Refugee Education needs • Refugee issues in resettled countries are in general identified as linguistic isolation, mental trauma, cultural backwardness and nontransferable employment skills. • These needs of refugees may be addressed uniformly across the board through an online learning portal.
Why Online? • The conveniences of a virtual school can benefit refugees by giving them convenience, flexibility in scheduling, credit recovery, accelerated learning opportunities, conflict avoidance, and the ability to take courses not offered at the refugee learning centers. • A virtual primary/ secondary school can open up the refugee’s lives to a better way of living if it can incorporate academic learning, language learning for the whole family, community and health awareness and tolerance.
How Online Education can benefit… • Recently though, however, there has been a growing recognition of the benefits that higher distance education can bring, not just to individual refugees, but to the vast reconstruction needs of countries like Afghanistan, Iraq, Somalia and the Democratic Republic of Congo (DRC) – all of which will require a new generation of teachers and other professionals when peace finally comes.
History is brief. Growth? Slow. • Online Education for refugees came into light only in 2004 when the Australian Catholic University (ACU) started offering courses of diploma and certificates to Myanmar refugees living in the refugee camps in the Thai-Myanmar border. • In 2008 UNHCR started an online educational program for the refugees in conjunction with the University of Wisconsin at Madison as a part of disaster management and emergency preparedness awareness program. Although the needs are finally being recognized changes are coming slowly.

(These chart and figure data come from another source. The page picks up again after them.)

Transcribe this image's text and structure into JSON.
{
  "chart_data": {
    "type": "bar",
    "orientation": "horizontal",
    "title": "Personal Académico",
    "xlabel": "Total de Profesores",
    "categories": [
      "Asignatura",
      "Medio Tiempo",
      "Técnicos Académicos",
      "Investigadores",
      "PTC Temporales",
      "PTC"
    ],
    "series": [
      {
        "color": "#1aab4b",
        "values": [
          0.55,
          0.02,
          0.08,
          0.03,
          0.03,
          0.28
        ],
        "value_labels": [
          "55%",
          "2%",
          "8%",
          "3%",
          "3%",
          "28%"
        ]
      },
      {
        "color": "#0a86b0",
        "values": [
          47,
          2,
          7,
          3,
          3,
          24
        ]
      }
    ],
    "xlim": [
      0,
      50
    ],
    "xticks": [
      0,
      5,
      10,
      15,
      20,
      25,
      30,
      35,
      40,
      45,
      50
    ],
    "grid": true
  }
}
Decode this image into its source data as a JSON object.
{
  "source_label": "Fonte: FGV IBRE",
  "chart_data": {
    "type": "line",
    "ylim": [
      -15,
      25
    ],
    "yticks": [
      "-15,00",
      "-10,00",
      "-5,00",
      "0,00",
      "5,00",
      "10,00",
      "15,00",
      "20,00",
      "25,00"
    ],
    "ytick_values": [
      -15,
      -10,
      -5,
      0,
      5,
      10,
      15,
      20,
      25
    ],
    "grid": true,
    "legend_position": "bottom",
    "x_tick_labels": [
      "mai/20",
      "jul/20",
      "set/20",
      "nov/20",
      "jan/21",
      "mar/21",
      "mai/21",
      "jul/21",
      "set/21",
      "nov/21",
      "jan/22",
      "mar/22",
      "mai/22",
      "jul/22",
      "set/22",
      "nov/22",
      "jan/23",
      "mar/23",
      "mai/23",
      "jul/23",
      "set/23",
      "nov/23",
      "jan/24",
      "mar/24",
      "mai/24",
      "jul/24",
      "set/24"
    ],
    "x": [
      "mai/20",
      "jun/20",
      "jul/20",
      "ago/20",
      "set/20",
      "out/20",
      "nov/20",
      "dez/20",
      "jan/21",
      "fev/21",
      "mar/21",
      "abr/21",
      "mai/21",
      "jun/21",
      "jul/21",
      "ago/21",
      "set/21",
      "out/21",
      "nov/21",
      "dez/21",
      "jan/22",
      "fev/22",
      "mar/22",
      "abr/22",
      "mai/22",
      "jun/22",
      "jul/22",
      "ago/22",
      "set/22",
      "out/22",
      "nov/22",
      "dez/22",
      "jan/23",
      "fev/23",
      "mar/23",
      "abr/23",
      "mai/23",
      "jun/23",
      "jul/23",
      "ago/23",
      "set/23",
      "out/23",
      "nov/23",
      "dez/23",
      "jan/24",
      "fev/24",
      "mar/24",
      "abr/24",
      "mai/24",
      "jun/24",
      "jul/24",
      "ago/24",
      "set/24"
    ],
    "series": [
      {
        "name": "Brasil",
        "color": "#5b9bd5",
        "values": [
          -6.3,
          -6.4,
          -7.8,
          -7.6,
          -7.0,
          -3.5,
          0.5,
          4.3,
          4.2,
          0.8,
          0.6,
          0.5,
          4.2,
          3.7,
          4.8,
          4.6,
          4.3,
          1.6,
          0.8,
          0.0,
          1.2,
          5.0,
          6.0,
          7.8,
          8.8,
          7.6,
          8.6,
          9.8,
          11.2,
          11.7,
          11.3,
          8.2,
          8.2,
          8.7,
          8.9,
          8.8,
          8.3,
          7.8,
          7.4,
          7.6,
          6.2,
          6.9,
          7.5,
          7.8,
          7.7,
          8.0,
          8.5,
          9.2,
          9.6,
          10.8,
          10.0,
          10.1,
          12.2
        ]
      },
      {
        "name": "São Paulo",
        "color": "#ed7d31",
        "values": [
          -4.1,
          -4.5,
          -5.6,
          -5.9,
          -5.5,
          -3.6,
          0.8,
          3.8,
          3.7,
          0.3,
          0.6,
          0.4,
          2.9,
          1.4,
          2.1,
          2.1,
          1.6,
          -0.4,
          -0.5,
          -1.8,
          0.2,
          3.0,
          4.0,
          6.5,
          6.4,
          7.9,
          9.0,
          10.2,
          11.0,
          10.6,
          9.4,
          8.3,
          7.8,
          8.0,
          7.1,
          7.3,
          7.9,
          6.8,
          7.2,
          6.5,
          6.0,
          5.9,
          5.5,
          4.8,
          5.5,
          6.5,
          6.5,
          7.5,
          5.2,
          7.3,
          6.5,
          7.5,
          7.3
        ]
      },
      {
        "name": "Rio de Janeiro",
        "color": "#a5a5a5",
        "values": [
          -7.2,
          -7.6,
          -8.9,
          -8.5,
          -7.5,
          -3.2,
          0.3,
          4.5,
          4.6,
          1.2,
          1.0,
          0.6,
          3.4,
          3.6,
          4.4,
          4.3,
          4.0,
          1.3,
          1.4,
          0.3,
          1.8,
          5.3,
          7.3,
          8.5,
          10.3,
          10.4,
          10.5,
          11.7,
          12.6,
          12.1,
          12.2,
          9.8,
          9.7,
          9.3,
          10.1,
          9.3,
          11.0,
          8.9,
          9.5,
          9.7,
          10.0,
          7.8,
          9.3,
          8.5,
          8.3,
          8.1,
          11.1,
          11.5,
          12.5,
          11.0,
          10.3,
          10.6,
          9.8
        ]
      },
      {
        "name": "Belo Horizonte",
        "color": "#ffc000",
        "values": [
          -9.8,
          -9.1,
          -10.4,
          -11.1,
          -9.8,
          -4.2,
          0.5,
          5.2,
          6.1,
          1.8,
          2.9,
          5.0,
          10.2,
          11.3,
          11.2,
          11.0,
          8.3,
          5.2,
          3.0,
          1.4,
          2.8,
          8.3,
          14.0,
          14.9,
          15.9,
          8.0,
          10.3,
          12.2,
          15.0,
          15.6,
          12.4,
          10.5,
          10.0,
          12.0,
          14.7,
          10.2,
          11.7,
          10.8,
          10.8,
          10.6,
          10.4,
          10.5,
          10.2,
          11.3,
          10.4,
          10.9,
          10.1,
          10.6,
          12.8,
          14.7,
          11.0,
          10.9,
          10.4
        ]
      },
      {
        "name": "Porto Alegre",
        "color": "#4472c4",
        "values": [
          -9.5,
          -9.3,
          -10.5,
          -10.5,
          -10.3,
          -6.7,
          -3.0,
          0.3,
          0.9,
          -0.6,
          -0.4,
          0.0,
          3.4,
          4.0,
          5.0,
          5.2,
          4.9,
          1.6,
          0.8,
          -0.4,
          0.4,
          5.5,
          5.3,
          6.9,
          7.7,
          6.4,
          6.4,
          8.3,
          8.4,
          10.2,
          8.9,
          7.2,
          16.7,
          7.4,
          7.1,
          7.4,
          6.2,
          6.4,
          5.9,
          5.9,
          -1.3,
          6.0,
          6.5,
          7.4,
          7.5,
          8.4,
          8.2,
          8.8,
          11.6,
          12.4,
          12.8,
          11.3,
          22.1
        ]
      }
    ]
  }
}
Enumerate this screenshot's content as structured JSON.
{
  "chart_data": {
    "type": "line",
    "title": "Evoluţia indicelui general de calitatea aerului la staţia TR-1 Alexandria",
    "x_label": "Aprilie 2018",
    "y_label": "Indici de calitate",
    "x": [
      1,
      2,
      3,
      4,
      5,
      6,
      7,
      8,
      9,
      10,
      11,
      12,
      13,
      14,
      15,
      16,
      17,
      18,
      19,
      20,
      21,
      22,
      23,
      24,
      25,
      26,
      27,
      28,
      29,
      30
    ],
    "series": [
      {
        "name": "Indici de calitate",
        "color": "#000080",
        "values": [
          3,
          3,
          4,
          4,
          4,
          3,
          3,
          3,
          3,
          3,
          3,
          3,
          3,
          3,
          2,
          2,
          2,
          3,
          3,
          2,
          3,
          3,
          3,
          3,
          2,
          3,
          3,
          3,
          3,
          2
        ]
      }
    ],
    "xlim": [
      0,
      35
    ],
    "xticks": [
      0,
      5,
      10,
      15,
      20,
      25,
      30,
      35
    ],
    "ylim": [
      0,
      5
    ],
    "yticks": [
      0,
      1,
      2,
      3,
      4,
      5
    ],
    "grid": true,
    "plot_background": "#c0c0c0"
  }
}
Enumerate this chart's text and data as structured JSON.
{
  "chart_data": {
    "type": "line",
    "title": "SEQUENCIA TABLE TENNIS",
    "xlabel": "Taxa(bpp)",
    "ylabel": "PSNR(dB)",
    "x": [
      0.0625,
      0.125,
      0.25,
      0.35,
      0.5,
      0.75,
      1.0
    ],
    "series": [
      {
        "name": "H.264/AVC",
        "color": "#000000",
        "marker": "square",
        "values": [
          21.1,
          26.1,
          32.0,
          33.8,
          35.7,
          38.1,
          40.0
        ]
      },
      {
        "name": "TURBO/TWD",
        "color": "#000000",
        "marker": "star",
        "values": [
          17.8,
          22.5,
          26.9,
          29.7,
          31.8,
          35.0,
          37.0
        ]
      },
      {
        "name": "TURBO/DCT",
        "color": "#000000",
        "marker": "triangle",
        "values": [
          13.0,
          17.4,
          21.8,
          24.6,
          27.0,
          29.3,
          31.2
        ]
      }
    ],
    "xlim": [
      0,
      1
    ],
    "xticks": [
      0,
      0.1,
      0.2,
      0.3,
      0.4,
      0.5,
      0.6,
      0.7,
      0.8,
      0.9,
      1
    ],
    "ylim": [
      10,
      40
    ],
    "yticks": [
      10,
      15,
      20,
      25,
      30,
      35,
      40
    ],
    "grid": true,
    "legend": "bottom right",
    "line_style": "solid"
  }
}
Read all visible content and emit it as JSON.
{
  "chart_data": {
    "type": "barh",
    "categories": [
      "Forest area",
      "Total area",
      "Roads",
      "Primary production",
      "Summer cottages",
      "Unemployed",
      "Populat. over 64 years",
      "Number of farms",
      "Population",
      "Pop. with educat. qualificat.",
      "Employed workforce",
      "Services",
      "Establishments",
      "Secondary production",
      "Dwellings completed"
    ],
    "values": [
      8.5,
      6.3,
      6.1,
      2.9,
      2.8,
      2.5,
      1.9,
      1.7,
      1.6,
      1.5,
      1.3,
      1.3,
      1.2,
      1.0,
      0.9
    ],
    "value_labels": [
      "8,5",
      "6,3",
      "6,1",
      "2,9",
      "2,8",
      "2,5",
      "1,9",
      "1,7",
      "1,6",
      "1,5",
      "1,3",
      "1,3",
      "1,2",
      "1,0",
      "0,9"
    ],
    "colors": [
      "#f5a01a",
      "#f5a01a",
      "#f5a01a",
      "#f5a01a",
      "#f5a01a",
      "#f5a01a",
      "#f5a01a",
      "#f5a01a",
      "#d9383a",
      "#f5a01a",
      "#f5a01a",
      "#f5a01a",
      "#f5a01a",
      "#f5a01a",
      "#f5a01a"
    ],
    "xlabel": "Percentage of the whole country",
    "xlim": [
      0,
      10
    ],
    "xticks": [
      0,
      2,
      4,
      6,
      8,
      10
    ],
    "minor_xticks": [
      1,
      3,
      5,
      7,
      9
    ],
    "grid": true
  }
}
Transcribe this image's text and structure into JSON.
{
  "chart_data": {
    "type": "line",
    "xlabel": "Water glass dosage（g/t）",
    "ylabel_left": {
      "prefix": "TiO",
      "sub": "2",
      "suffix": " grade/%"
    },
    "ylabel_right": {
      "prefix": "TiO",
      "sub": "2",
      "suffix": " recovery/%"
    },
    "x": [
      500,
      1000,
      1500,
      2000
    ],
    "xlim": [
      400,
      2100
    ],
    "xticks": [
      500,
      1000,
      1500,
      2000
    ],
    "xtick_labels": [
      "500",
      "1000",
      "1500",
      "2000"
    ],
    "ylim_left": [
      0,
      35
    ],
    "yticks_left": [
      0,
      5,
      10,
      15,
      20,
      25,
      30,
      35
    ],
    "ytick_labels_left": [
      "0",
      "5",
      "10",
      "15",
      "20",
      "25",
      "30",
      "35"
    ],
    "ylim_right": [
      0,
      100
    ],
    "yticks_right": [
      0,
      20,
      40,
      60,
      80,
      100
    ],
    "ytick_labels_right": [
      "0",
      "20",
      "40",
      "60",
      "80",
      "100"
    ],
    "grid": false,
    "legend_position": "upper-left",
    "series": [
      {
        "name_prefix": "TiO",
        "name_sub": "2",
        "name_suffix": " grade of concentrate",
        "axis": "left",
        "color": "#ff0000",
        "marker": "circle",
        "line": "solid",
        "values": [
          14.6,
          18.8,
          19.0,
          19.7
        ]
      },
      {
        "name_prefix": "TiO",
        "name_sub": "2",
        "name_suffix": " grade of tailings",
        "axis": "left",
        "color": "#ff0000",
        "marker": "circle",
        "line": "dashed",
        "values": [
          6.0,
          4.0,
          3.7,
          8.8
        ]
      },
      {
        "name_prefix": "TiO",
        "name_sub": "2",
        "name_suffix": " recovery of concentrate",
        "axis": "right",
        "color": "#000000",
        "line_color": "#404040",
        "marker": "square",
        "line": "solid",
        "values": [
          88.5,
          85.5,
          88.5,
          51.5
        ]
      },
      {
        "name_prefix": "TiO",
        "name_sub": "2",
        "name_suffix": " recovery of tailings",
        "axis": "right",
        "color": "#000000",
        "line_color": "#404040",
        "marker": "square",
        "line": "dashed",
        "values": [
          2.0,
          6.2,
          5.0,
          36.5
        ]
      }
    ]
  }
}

What’s available now… • In September 2010 the Jesuit Common: Higher Education at the Margins (JC: HEM)- sponsored by four Jesuit universities in the USA started to offer tertiary degrees to refugees dwelling in camps since September 2010. • At the moment the JC: HEM program is being offered at two refugee camps in Kenya and Malawi and in one urban center in Syria offering the refugees living in them the opportunity to study towards a diploma in liberal studies from Regis University in Denver, Colorado at no cost. • For refugees who do not meet the academic requirements, but are keen to further their education, the RJS has developed several vocational courses in areas such as community health and entrepreneurship, which would be taught through online courses. • Now there are 250 refugees enrolled in higher education and taking courses online through the program. These refugees, once they graduate can earn a diploma in liberal studies and pursue community services that will benefit daily lives at the camps for other refugees living in camps.
What the UNHCR is doing… • An education strategy released by UNHCR in February 2012 recognized the “huge unmet demand for higher education among refugees” and made improving access as one of its goals over the next five years. • Currently there are 2,000 scholarships a year available to refugees through the German-government-funded DAFI program, a key element of the strategy is to make use of Internet technologies and partnerships with academic institutions to reach much larger numbers of refugees through distance learning. This number is aimed to double by 2017.
Texas ICT vs. Refugee Online Learning Initiatives • Given the fact that Texas is much advanced in online and distance education with well thought-out plans for growth and development, comparing it to the online learning initiatives taken for the refugees would be a foolish thing to do. The use of ICTs in Texas in both school system and in tertiary education is well established and far more concrete.
Conclusion • All in all, online learning for refugees is a rather new and emerging concept and is readily being recognized. Online learning opportunities for refugees is a huge unmet demand, which is only recently being recognized. One good news is that since the recognition has taken place initiatives are being taken to meet those demands.